The platform that keeps writers busy
Substack rewards a peculiar kind of writing more reliably than anything else.
The most visible posts on the platform are not excellent takes or writings on politics, culture, or ideas. They are about growth on Substack itself.
Writers announce subscriber milestones constantly, extract arbitrary lessons, and frame them as transferable insight. These posts outperform substantive work with mechanical consistency—hardly an exception.
Substack rewards writing about growth because it has quietly made growth the only thing that reliably circulates.
This “get growth on Substack or die trying” genre presents itself as generosity. Someone climbs the ladder and turns around to explain the rungs. “I don’t gatekeep,” they say.
But the script rarely changes. It’s all the same advice. Post constantly. Live in Notes. Engage relentlessly. Signal momentum. Blah blah.
What differs is not the advice but the audience, a rotating population of writers who want the same outcome and temporarily reward whoever promises it next. A new sucker is born after every publish. The content flatters aspiration while feeding on it. It feels helpful because it offers action in a system where most action no longer compounds.
This pattern is usually described as a discovery problem.
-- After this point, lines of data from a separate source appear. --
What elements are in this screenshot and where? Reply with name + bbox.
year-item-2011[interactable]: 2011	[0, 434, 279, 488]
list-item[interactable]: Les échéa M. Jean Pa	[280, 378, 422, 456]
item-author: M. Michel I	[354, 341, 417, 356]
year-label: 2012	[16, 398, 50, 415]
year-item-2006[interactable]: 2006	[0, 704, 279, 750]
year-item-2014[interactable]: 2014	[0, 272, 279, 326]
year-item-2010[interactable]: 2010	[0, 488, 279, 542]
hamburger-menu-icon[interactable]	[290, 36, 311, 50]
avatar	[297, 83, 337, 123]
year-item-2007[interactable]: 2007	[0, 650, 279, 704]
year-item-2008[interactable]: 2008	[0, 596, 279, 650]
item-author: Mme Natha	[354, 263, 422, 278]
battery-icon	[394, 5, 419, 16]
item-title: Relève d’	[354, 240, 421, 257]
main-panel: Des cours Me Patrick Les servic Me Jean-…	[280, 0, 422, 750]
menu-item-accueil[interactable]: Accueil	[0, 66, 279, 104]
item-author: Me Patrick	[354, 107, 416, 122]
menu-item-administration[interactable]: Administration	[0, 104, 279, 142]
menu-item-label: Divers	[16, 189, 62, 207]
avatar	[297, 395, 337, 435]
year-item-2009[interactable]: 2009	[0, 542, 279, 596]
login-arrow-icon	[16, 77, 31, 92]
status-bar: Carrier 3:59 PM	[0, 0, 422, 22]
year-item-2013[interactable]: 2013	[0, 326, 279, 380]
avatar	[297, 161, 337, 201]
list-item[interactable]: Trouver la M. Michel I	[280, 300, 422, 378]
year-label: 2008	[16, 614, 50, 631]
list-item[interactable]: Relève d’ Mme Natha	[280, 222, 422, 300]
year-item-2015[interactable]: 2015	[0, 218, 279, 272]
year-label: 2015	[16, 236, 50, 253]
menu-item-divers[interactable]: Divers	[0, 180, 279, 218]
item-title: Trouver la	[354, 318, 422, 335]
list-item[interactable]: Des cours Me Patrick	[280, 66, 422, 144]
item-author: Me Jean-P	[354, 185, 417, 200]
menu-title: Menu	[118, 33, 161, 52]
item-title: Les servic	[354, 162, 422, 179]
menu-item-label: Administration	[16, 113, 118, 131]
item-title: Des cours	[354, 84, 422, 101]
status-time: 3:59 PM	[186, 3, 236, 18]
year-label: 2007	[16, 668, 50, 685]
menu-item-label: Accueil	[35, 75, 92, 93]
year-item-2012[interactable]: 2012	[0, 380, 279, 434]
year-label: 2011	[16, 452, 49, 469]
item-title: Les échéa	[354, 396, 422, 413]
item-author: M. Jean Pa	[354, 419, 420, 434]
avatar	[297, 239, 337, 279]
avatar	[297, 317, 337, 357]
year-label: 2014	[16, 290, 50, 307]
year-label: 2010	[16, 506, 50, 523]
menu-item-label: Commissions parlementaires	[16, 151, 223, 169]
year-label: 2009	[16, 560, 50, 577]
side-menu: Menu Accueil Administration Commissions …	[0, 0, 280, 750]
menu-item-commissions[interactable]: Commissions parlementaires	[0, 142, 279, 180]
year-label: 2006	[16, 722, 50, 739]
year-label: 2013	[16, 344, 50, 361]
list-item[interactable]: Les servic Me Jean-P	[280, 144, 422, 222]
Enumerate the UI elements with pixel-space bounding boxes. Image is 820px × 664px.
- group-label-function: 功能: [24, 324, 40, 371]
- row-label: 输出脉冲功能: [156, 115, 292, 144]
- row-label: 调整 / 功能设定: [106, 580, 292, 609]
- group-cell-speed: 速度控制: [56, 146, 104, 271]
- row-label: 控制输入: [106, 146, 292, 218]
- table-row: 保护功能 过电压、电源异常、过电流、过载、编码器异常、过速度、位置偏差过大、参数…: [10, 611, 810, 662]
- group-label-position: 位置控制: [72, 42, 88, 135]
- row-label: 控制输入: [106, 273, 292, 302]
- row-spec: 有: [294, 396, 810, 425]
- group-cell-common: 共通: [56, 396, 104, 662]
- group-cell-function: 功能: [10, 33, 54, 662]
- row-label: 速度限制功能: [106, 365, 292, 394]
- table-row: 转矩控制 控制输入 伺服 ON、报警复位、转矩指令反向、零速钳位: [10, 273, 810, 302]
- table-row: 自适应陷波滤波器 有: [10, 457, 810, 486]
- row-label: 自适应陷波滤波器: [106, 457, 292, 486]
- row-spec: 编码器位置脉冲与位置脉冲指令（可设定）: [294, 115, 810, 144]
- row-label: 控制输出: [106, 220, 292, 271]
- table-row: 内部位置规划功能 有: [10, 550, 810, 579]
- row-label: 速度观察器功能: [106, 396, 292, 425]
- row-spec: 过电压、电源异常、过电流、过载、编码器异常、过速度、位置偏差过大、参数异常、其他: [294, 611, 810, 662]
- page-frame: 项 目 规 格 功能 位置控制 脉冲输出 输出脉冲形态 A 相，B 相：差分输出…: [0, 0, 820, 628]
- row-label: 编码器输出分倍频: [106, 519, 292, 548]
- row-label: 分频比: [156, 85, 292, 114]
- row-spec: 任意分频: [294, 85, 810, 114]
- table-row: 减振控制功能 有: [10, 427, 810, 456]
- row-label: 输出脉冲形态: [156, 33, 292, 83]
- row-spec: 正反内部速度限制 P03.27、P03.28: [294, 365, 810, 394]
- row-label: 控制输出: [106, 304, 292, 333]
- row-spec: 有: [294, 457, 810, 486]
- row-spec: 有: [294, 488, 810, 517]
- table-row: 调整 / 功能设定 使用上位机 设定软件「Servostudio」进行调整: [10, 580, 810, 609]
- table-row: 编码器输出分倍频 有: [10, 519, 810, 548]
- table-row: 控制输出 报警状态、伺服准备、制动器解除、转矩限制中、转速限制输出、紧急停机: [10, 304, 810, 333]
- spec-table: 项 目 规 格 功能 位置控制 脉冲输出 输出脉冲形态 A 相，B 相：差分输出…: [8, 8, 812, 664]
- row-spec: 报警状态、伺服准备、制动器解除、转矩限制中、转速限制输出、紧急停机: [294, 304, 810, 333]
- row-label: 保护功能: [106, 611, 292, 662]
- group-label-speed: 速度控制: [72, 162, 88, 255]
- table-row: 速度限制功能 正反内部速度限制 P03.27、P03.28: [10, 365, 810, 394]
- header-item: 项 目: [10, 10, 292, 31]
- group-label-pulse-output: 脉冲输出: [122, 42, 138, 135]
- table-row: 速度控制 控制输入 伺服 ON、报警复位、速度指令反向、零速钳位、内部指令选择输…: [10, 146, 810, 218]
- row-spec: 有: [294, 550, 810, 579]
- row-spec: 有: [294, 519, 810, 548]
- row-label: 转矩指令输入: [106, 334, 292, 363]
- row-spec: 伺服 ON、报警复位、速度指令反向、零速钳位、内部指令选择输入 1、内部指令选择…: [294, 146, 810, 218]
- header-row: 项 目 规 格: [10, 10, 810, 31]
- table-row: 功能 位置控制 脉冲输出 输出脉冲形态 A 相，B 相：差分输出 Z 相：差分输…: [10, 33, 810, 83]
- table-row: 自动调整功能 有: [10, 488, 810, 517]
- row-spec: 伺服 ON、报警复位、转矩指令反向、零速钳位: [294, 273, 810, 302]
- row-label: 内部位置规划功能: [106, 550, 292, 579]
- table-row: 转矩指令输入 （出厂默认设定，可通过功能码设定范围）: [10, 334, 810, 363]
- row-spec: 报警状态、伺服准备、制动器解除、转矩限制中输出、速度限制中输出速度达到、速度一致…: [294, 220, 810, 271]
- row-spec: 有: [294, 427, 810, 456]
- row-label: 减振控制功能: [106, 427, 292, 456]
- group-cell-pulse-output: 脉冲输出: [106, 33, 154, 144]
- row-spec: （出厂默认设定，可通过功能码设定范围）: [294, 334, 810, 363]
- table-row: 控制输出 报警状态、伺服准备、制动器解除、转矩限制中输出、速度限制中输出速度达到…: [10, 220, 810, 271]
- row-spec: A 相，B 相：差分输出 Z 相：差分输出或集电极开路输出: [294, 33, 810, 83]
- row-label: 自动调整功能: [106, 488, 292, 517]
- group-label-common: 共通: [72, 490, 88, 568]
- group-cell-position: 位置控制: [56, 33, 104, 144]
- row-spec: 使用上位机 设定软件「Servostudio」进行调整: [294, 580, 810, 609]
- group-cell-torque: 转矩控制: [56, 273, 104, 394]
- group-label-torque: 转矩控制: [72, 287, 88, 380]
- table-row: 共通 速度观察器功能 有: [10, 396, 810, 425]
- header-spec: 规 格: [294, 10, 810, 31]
Writers assume the work exists in public space and simply needs better distribution, more patience, or cleaner execution. That’s far from reality.
What looks like a discovery failure is actually a dependency structure that most writers have not yet named. Maybe because they don’t know VCs fund Substack, or don’t care.
Substack speaks the language of independent publishing while removing the infrastructure that once made independence legible. Writers believe they are publishing to the open web. In practice, they are publishing inside a sealed corridor that borrows the aesthetics of the internet without its permeability.
The evidence appears in small, maddening ways.
Posts fail to index. Search traffic never arrives or quietly evaporates. External links exist but carry no weight. What I am trying to say, politely, is that Google, Twitter, and social media in general absolutely loathe Substack. And they have their own reasons.
Discovery happens almost entirely inside Substack’s own surfaces, Notes, recommendations, etc. Writers misread this as a marketing failure or a consistency issue and respond by working harder inside the system. More posts. More Notes. More engagement. That’s a fool’s response that isn’t entirely the fool’s fault.
The incentive logic explains both the enclosure and the explosion of growth advice.
Substack does not benefit from making your work discoverable outside its walls. It benefits from keeping attention circulating internally, where subscriptions, recommendations, and status loops can be measured and monetized.
Search engines reward clarity, permanence, and interoperability. Platforms reward velocity, enclosure, and dependence.
These incentives do not align. When they collide, search quietly loses and internal performance quietly wins. When external discovery collapses, internal advice becomes the only thing that feels actionable.
This creates a deeper contradiction.
Substack continues to speak the language of publishing while behaving like a social feed. Publishing assumes an archive that compounds over time. A piece written today should still matter tomorrow. Platforms assume content that decays on contact. Value peaks at release and fades unless constantly refreshed.
Writers think they are building libraries. The system treats their work as perishable material whose primary value lies in short-term engagement. The cost remains invisible until someone tries to leave or until they notice that no one new can arrive without the platform’s permission.
Inside this structure, growth advice becomes a secondary market. It does not solve the underlying problem. It switches the responsibility to writers who just want to write. Writers sell hope to each other inside a closed loop, mistaking motion for progress. Everyone works harder to stay in the same place.
A platform that cannot let your work travel must keep you busy instead. Growth advice is how it does that without saying so. Once that clicks, the exhaustion no longer feels personal. The arms race looks less like ambition and more like containment. And the promise of independence starts to look conditional in a way that is difficult to unsee.